Modèle cognitivo-comportemental de l’anxiété, conditionnement et apprentissage

L’anxiété se définit comme une « peur sans objet apparent légitime, avec sentiment pénible d’attente ». Associe dans son expression symptomatique des manifestations psychiques à des manifestations somatiques (neurovégétatives). C’est un signal d’alarme, préparant l’individu à faire face à une menace – externe ou interne -, ou du moins ce qui est perçu comme tel. Il y a une anxiété normale quand la réaction est adaptée, cet état est même nécessaire pour affronter la situation, mais la réaction peut dépasser l’objectif originel et devenir désorganisée et incontrôlée, c’est l’anxiété pathologique.

La différence entre anxiété normale et pathologique n’est pas toujours facile à déterminer précisément, celle-ci dépend des individus et des circonstances, le fait que le sujet soit confronté à une situation réellement difficile ne suffit pas par exemple à évoquer une anxiété normale (voir la notion de troubles de l’adaptation), en revanche en dehors de toute situation réelle des sujets vont éprouver des manifestations émotionnelles fortes et désagréables du registre de l’anxiété pathologique.

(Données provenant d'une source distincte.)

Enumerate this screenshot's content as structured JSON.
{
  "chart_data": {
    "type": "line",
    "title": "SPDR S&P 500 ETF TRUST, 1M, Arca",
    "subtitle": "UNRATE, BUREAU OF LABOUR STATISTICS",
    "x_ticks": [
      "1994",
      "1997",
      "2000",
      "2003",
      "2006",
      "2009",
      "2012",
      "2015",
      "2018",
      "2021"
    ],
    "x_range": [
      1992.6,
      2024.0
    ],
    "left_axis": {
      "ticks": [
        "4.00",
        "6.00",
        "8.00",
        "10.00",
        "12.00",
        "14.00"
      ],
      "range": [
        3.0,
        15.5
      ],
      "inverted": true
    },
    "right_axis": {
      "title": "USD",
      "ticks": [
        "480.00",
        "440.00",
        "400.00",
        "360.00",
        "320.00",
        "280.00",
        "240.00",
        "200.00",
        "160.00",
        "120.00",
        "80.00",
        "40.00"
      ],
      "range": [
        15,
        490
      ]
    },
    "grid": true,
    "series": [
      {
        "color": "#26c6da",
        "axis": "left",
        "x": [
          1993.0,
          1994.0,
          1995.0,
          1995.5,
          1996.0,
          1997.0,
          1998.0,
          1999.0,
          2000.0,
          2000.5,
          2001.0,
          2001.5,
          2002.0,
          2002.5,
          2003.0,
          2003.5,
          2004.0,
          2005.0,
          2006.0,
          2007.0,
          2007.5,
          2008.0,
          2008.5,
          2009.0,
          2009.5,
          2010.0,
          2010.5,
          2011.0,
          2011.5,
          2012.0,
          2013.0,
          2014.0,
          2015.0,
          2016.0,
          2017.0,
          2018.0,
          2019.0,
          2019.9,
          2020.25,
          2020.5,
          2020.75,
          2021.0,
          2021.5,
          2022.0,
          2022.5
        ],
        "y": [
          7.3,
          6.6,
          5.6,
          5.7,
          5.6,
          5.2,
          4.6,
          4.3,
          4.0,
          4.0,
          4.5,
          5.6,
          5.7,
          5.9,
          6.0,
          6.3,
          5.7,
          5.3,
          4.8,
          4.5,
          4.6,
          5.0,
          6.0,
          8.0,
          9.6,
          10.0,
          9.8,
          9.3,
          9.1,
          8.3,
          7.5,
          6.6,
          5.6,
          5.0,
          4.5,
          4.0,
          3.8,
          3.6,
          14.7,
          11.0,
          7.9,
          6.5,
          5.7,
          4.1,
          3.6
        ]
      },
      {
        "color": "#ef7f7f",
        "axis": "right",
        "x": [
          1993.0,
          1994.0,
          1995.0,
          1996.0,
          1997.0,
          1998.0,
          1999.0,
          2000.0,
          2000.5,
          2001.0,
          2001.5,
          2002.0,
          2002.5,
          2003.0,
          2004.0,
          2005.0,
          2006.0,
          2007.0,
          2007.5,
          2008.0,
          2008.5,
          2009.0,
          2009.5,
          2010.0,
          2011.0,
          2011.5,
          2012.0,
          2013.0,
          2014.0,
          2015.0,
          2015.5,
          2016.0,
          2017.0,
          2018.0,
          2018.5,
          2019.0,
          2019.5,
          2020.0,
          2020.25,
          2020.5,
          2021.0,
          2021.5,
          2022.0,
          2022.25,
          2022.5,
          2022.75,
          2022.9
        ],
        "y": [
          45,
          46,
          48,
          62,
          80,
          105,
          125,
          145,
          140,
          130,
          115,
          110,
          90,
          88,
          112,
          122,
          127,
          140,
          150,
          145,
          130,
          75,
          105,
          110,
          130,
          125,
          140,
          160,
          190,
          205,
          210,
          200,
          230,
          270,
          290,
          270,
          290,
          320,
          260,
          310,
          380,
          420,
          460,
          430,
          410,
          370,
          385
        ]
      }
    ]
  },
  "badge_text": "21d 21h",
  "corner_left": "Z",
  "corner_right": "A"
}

Il y a lieu de distinguer « anxiété état » de « l’anxiété trait » : « l’anxiété état » est associée à l’émotion actuelle tandis que « l’anxiété trait » est liée à la disposition d’un sujet à devenir anxieux.

L’hypersensibilité neurofonctionnelle est un terrain sur lequel peut se développer une « maladie du stress ». Le stress pouvant être alimentaire, environnemental, social, familial ou autre. Ce terreau est héréditaire et congénital. Cette hypersensibilité peut provoquer des troubles encore trop souvent confondus avec des maladies psychosomatiques. Par exemple, la vie en entreprise est génératrice de nombreuses formes de stress. Il est important d’inclure la gestion du stress et la gestion de soi en terme de compétences et dans la formation personnelle tout au long de la vie.

Le modèle cognitivo-comportemental considère l’anxiété comme une émotion apprise, résultante d’apprentissages antérieurs erronés et inadaptés, développés notamment sur le principe du conditionnement à la fois répondant (développement des troubles anxieux après confrontation à une situation traumatisante) et opérant (renforcement par l’évitement de la situation). De plus le sujet anxieux va traiter sur le plan cognitif de façon inadéquate et erronée son intuition de danger physique et/ou psychologique et/ou social imminent et incontrôlable, ce qui aura comme effet de renforcer la réponse anxieuse.

La pathologie anxieuse résulterait de la constitution de schémas cognitifs responsables d’erreurs dans le traitement de l’information, lesquelles s’auto-entretiennent. Plusieurs théories se fondent sur le modèle cognitif, celle des schémas de danger personnel (Beck et Emery), et celle de l’interruption des plans d’action (Widlöcher). Le modèle neuro-biologique fait intervenir des structures cérébrales, le diencéphale, le système limbique et le système septo-hippocampique et des neuro-transmetteurs dont principalement le GABA et l’existence de facteurs génétiques.